Egypt’s Muslim Brotherhood presidential hopeful to “push for sharia”

PanARMENIAN.Net - The Muslim Brotherhood's candidate for Egypt's presidency, Khairat el-Shater, has pledged to press for the implementation of sharia (Islamic law) if elected, a Muslim think tank said on Wednesday, April 4, AFP reported.

Shater, whose candidacy for the May election sent political shock waves throughout the post-uprising country, said implementing the sharia was "his first and final goal," said the Legal Authority for Rights and Reform after meeting with him on Tuesday.

Shater, who stepped down as the Brotherhood's deputy leader to run, said "he would work to form a group of scholars to support parliament in achieving that goal," according to a statement on the group's website.

The Brotherhood's political arm, the Freedom and Justice Party calls for an "Islamic, constitutional and democratic" state, but not a "theocracy," which it defines as rule by religious men.
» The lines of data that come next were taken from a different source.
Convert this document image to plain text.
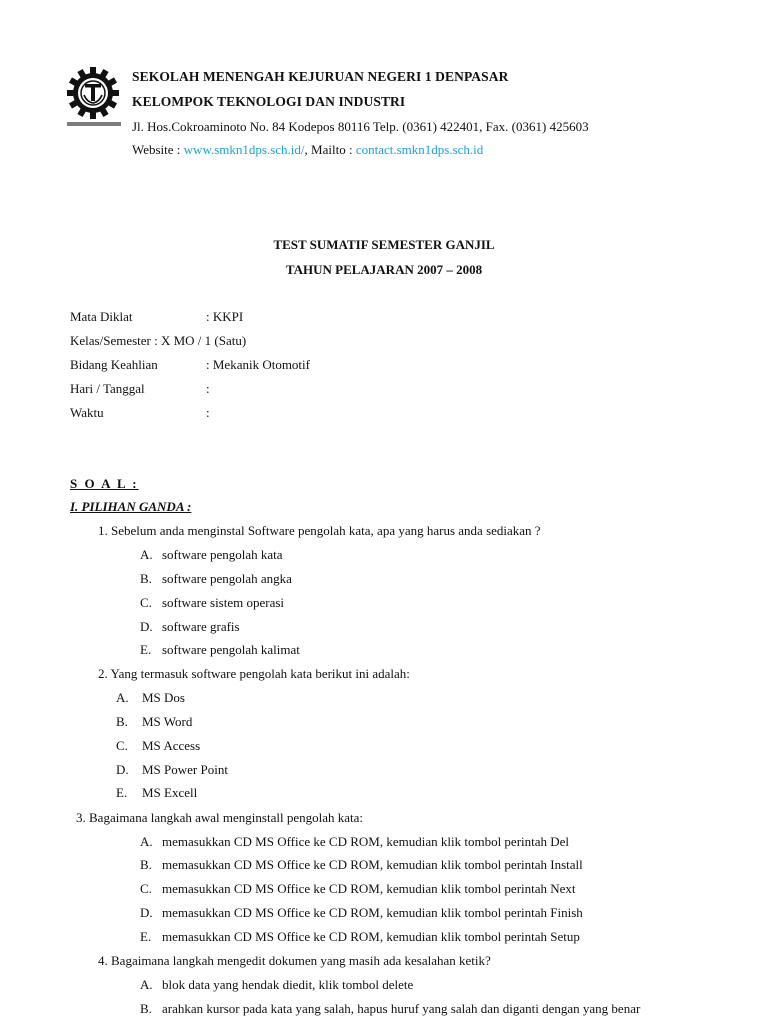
SEKOLAH MENENGAH KEJURUAN NEGERI 1 DENPASAR
KELOMPOK TEKNOLOGI DAN INDUSTRI
Jl. Hos.Cokroaminoto No. 84 Kodepos 80116 Telp. (0361) 422401, Fax. (0361) 425603
Website : www.smkn1dps.sch.id/, Mailto : contact.smkn1dps.sch.id
TEST SUMATIF SEMESTER GANJIL
TAHUN PELAJARAN 2007 – 2008
Mata Diklat	: KKPI
Kelas/Semester : X MO / 1 (Satu)
Bidang Keahlian	: Mekanik Otomotif
Hari / Tanggal	:
Waktu	:
S O A L :
I. PILIHAN GANDA :
1. Sebelum anda menginstal Software pengolah kata, apa yang harus anda sediakan ?
A. software pengolah kata
B. software pengolah angka
C. software sistem operasi
D. software grafis
E. software pengolah kalimat
2. Yang termasuk software pengolah kata berikut ini adalah:
A. MS Dos
B. MS Word
C. MS Access
D. MS Power Point
E. MS Excell
3. Bagaimana langkah awal menginstall pengolah kata:
A. memasukkan CD MS Office ke CD ROM, kemudian klik tombol perintah Del
B. memasukkan CD MS Office ke CD ROM, kemudian klik tombol perintah Install
C. memasukkan CD MS Office ke CD ROM, kemudian klik tombol perintah Next
D. memasukkan CD MS Office ke CD ROM, kemudian klik tombol perintah Finish
E. memasukkan CD MS Office ke CD ROM, kemudian klik tombol perintah Setup
4. Bagaimana langkah mengedit dokumen yang masih ada kesalahan ketik?
A. blok data yang hendak diedit, klik tombol delete
B. arahkan kursor pada kata yang salah, hapus huruf yang salah dan diganti dengan yang benar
The Muslim Brotherhood advocates an Islamist state achieved through peaceful means.

Shater is said to be “committed to the constitution and Article 2, which all Egyptians agree on."

The constitution was suspended by the military after an uprising overthrew president Hosni Mubarak last year. Article 2 stipulates that the principles of Islamic law are the main source of legislation.

But there is not universal interpretation of sharia. Many Coptic Christians, who comprise about 10 percent of Egypt's 80-million-strong population, worry about the growing power of Islamists in the country, but Shater's campaign official said he would guarantee them their rights.

Secularists and liberals are also concerned. Mainstream Islamic scholars say sharia, which stipulates punishments such as amputation for theft and stoning for adultery, offers Christians and Jews protection under an Islamic state. But they believe that only Muslim men can rule.